Learning an Optimal Transport Brenier Map
- With: Félix FOURREAU
- Ressources: Report / slides / Code
- When: 2025
- Associated to: MVA
- Category: Research, Generative Models, Optimal Transport
Project description
This group project’s goal was to investigate Monotone Gradient Networks. Under some mild assumptions assumptions, these networks have been shown to be universal approximators of gradients of convex functions. These architecture’s are motivated by the Brenier Theorem, in optimal transport:
Consider Monge’s OT problem:
\[\inf_{T:\, T_\# p_X = p_Y} \mathbb{E}_{x\sim p_X}\left[c\bigl(x,T(x)\bigr)\right]\]where \(T_\# p_X = p_Y\) denotes that the mapping $T$ pushes forward the source measure $p_X$ onto the target measure $p_Y$ and $c$ is a cost function (typically, the squared Euclidean distance). When $c(x,y)=|x-y|^2$, Brenier’s Theorem guarantees that, under mild conditions, the unique optimal transport map is characterized by being the gradient of a convex function:
\[T(x) = \nabla \varphi(x) \quad \text{for } p_X\text{-almost every } x.\]This result motivates learning the gradient directly from data when an explicit convex potential is difficult to construct.

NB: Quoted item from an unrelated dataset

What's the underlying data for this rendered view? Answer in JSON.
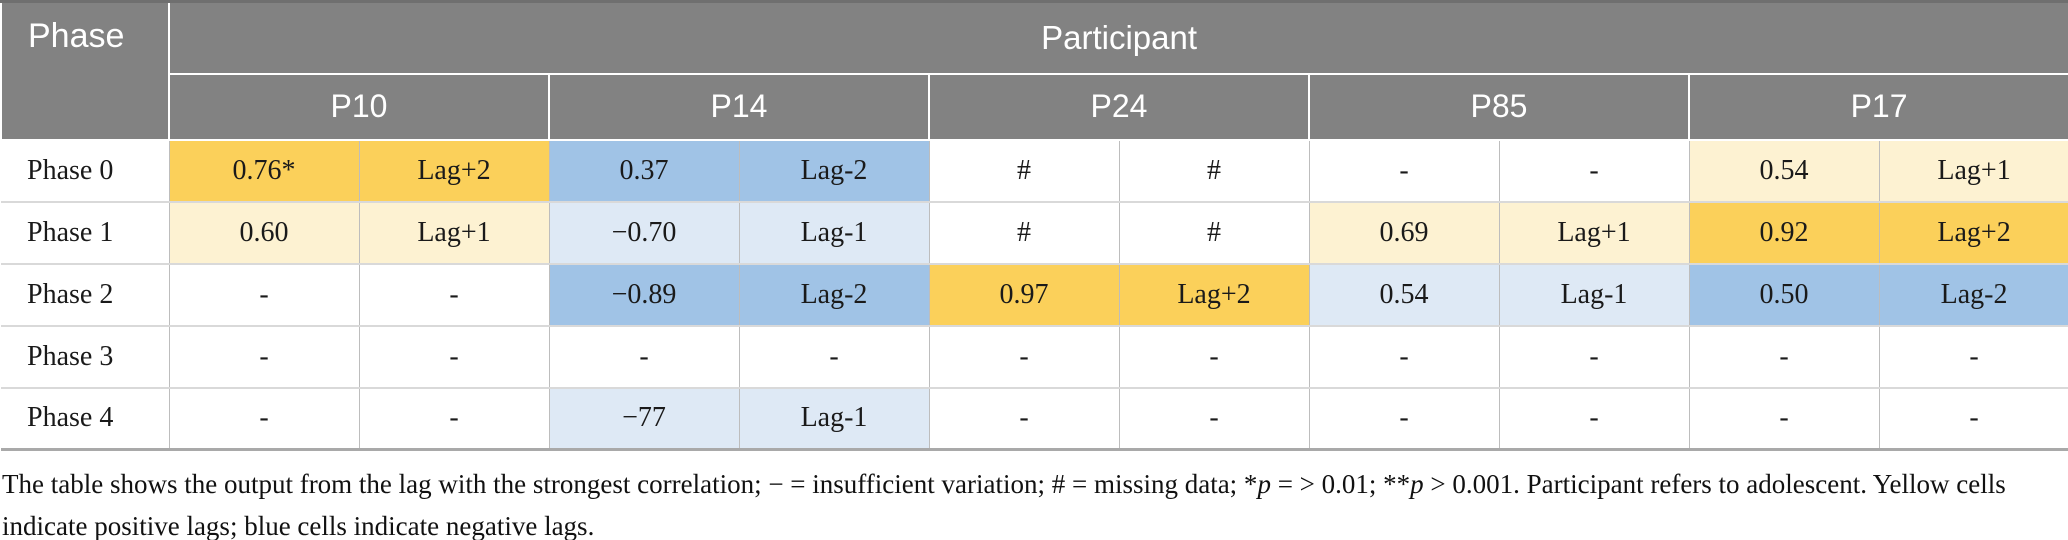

Therefore, we implemented the M-MGN & C-MGN networks, and tested them on these tasks:
- Mapping one gaussian to another
- Mapping one GMM to another
- Mapping pixel distributions
- Learning a MNIST generative network
Moreover, we introcuced the use of two losses, that were not tested in the paper:
- Kullback-Leibler divergence
- Wasserstein distance approximation through the adversarial formulation (WGANs)
- We also experimented with Maximum Mean Discrepancy (MMD), similarly to MMD-GANs (but with a Monotone Gradient generator and a different source distribution)
We show promising results for low dimensional settings, but that the models severely lacks a sufficient complexity for learning generative networks in high-dimensional spaces.